See also Blanscet v. Ribicoff, D.C., 201 F.Supp. 257, 261, and Lewis v. Flemming, D.C., 176 F.Supp. 872, 876. This court likewise rejects the Theberge and Adams cases and believes the Butler, Hayes, Lewis and Blanscet cases correctly interpret the spirit and intent of the Social Security Act insofar as pain as a disabling factor is concerned.
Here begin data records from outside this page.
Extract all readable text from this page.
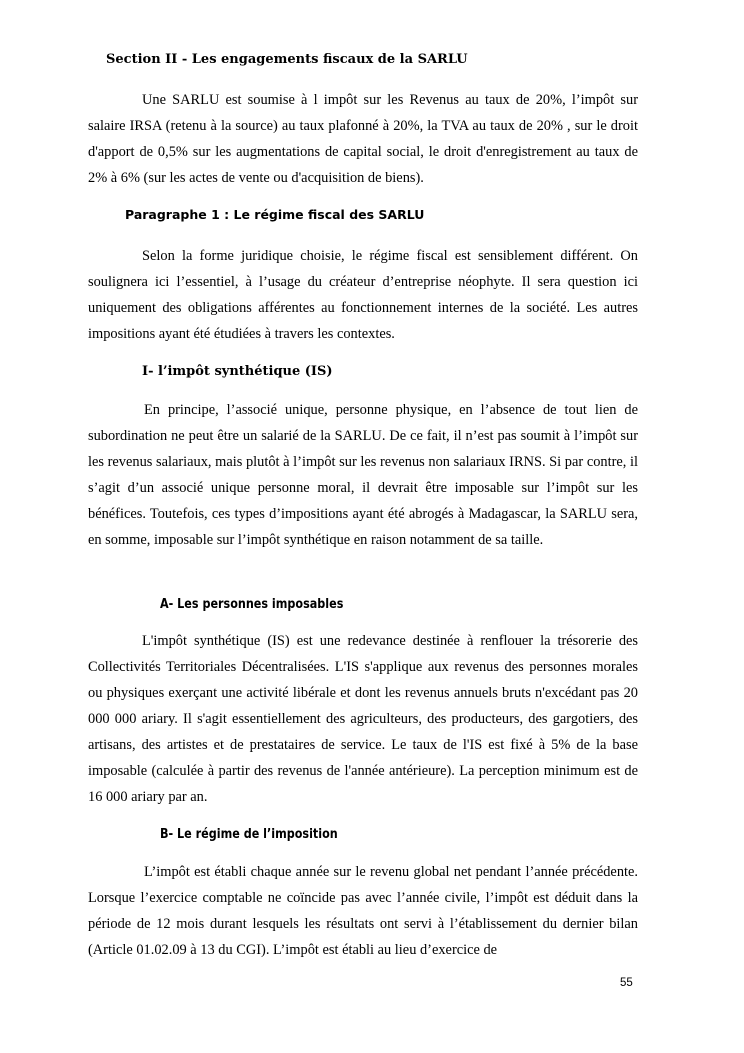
Section II - Les engagements fiscaux de la SARLU

Une SARLU est soumise à l impôt sur les Revenus au taux de 20%, l’impôt sur salaire IRSA (retenu à la source) au taux plafonné à 20%, la TVA au taux de 20% , sur le droit d'apport de 0,5% sur les augmentations de capital social, le droit d'enregistrement au taux de 2% à 6% (sur les actes de vente ou d'acquisition de biens).

Paragraphe 1 : Le régime fiscal des SARLU

Selon la forme juridique choisie, le régime fiscal est sensiblement différent. On soulignera ici l’essentiel, à l’usage du créateur d’entreprise néophyte. Il sera question ici uniquement des obligations afférentes au fonctionnement internes de la société. Les autres impositions ayant été étudiées à travers les contextes.

I- l’impôt synthétique (IS)

En principe, l’associé unique, personne physique, en l’absence de tout lien de subordination ne peut être un salarié de la SARLU. De ce fait, il n’est pas soumit à l’impôt sur les revenus salariaux, mais plutôt à l’impôt sur les revenus non salariaux IRNS. Si par contre, il s’agit d’un associé unique personne moral, il devrait être imposable sur l’impôt sur les bénéfices. Toutefois, ces types d’impositions ayant été abrogés à Madagascar, la SARLU sera, en somme, imposable sur l’impôt synthétique en raison notamment de sa taille.

A- Les personnes imposables

L'impôt synthétique (IS) est une redevance destinée à renflouer la trésorerie des Collectivités Territoriales Décentralisées. L'IS s'applique aux revenus des personnes morales ou physiques exerçant une activité libérale et dont les revenus annuels bruts n'excédant pas 20 000 000 ariary. Il s'agit essentiellement des agriculteurs, des producteurs, des gargotiers, des artisans, des artistes et de prestataires de service. Le taux de l'IS est fixé à 5% de la base imposable (calculée à partir des revenus de l'année antérieure). La perception minimum est de 16 000 ariary par an.

B- Le régime de l’imposition

L’impôt est établi chaque année sur le revenu global net pendant l’année précédente. Lorsque l’exercice comptable ne coïncide pas avec l’année civile, l’impôt est déduit dans la période de 12 mois durant lesquels les résultats ont servi à l’établissement du dernier bilan (Article 01.02.09 à 13 du CGI). L’impôt est établi au lieu d’exercice de

55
Title 42 U.S.C.A. § 405(g) provides in part “[t]he court shall have power to enter, upon the pleadings and transcript of the record, a judgment affirming, modifying, or reversing the decision of the Secretary, with or without remanding the cause for a rehearing.” In view of all of the circumstances in this case, the court believes that this case should be remanded to the Secretary for rehearing. In remanding a case for rehearing the 5th Circuit stated in Hayes v. Celebrezze, supra, 311 F.2d at page 654:
“We do not undertake to blueprint these proceedings on remand. But we think it appropriate to state that all of the present record may be used and the parties are free to, and undoubtedly will, supplement it by additional evidence, oral or written, or both. Likewise, rather than attempting to cast it in terms of whether the prior decision should or should not be sustained, an entirely new decision should be reached on that total record. We intimate nothing as to the result to be reached.”
The court feels that this ease should be handled in like manner.